Benalla entendu le 19 septembre par la commission d’enquête

Alexandre Benalla, ex-collaborateur du président français Emmanuel Macron poursuivi pour violences, sera entendu mercredi 19 septembre par la commission d’enquête sénatoriale, selon un document dont l’AFP a pu prendre connaissance.

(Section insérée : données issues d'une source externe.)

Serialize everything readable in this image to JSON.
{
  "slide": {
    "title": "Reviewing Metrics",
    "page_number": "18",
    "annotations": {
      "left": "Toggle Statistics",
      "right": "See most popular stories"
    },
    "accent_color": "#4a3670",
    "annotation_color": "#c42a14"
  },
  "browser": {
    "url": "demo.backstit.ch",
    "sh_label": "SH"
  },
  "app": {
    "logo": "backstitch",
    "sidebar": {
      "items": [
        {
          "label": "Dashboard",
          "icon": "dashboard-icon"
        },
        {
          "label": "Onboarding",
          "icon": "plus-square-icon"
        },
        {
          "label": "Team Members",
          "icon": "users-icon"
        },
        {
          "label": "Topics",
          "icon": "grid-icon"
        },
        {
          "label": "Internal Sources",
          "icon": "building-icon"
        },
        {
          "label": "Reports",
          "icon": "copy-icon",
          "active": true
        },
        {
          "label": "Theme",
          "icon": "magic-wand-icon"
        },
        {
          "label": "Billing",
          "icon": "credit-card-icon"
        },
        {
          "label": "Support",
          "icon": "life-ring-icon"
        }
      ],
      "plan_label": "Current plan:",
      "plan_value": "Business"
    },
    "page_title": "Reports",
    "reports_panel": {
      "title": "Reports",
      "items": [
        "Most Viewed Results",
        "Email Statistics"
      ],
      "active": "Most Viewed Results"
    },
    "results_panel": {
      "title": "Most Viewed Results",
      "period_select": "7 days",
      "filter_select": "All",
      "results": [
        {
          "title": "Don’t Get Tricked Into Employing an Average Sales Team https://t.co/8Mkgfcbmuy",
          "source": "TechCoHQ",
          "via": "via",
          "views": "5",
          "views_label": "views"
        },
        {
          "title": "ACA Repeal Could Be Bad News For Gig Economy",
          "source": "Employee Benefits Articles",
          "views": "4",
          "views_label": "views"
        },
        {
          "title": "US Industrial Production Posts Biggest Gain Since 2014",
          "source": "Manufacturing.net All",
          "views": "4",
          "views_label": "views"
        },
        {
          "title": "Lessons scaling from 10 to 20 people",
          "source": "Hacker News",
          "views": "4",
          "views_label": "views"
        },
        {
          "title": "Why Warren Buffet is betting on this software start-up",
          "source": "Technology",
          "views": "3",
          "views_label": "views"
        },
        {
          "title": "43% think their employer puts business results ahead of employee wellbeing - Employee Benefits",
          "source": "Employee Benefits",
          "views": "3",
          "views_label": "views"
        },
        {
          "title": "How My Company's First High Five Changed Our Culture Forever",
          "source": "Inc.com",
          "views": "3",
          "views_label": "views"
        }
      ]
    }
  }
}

La commission entendra également Vincent Crase, réserviste de gendarmerie et ancien salarié du parti présidentiel LREM, qui était avec M. Benalla lors des violences contre des manifestants le 1er mai à Paris.

Les deux hommes ont été inculpés dans cette affaire, notamment pour « violences en réunion« . Après plusieurs revirements, Alexandre Benalla a fini par accepter mardi soir d’être entendu par la commission afin d’éviter des « poursuites judiciaires » à l’issue d’une violente passe d’arme avec le Sénat. Il a notamment qualifié de « petit marquis » le président de la commission des Lois Philippe Bas, sénateur de droite.

La question de l’audition de l’ancien collaborateur d’Emmanuel Macron a provoqué une vive tension entre le Sénat et l’exécutif. La ministre de la Justice a ainsi à plusieurs reprises défendu la séparation des pouvoirs, plaidant que la commission ne devait pas empiéter sur l’instruction en cours. Elle a aussi affirmé que personne n’était « dupe » de l' »instrumentalisation » politique de l’affaire Benalla.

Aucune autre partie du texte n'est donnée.